« Quels impôts faut-il à vos yeux baisser en priorité? Faut-il supprimer certains services publics? ». C’est vrai que le sujet de dissertation ne laisse pas beaucoup de place à l’imagination.

Les Français ont deux mois pour plancher. Bon élève, France Stratégie a déjà la réponse. L’organisme de prospective rattaché à Matignon a comparé dans une note les dépenses publiques de la France avec ses voisins européens. Et il pointe celles qui pourraient être diminuées pour atteindre un objectif de baisse de trois points de PIB.  

Quels sont les domaines où la France dépense plus ?

Sans surprise, ce sont les dépenses sociales qui expliquent l’essentiel de la différence : les dépenses publiques pour les retraites représentent presque 14 points de PIB en France, c’est trois points de plus que la moyenne européenne.  Mais il faut tout de suite préciser que ça s’explique surtout par le fait qu’en France nous avons fait le choix d’un système de retraite public par répartition, quand beaucoup de pays font la part belle à des régimes de retraites privés : en Suède ou au Royaume-Uni, une partie importante des pensions ne comptent pas comme des dépenses publiques. Dans la santé aussi, le poids du public est plus important en France. Conclusion: on nous rabâche que la dépense publique représente 56 % du PIB en France, un record en Europe – en fait ce chiffre ne veut rien dire. Les situations ne sont pas comparables.   
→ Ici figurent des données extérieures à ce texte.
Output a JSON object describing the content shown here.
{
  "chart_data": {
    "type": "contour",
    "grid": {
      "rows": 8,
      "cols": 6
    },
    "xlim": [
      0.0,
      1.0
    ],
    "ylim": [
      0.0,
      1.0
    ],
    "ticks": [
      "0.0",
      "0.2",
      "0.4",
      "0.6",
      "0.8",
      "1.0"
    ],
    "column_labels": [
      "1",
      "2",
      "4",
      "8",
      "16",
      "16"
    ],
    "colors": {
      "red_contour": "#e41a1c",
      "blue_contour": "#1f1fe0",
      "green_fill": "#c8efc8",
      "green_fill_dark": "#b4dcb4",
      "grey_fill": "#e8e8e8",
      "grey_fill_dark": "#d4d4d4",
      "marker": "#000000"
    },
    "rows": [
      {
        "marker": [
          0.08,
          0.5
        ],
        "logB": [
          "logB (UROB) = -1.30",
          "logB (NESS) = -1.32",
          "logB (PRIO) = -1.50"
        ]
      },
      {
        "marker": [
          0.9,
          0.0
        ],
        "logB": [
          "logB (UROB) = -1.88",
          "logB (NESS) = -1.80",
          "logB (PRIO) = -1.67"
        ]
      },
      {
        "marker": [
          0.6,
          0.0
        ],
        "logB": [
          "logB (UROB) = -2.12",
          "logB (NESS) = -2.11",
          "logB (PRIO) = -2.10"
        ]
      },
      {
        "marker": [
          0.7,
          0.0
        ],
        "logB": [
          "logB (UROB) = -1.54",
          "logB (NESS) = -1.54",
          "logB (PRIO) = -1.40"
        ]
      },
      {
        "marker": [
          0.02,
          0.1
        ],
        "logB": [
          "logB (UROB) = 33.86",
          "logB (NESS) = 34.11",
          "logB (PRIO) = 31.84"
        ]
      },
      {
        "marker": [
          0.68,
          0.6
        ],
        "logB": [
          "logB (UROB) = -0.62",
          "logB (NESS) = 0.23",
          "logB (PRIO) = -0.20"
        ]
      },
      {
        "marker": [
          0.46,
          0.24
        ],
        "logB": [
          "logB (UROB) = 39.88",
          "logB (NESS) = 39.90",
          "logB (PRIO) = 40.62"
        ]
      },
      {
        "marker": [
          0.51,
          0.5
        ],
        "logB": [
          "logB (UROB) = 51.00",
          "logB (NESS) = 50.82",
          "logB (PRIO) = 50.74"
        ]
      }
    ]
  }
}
Cette préférence française pour le public suffit-elle à expliquer pourquoi on dépense plus ?   

C’est vrai que le modèle social français est plutôt plus généreux qu’ailleurs. La contrepartie, c’est que la France compte moins de pauvres dans sa population, notamment chez les seniors, que la moyenne européenne. France Stratégie le reconnaît: difficile de baisser vraiment les dépenses publiques sans s’attaquer à ces dépenses sociales. Cette question, l’économiste Michel Husson l’a bien résumée: «  de combien faut-il élever le taux de pauvreté pour nous aligner sur nos voisins? »  

Peut-on envisager de réduire d’autres dépenses?  

Même s’il n’y a pas vraiment de gras, on pourrait imaginer d’autres pistes d’économie, par exemple sur le budget de la défense ou sur les aides aux entreprises, où là aussi la France dépense vraiment plus que ses voisins. Mais visiblement, ce sont des sujets tabous pour l’exécutif, plus que le modèle social puisqu’il a décidé de ne plus revaloriser les pensions de retraites en fonction de l’inflation et qu’il veut réaliser des économies sur l’assurance chômage.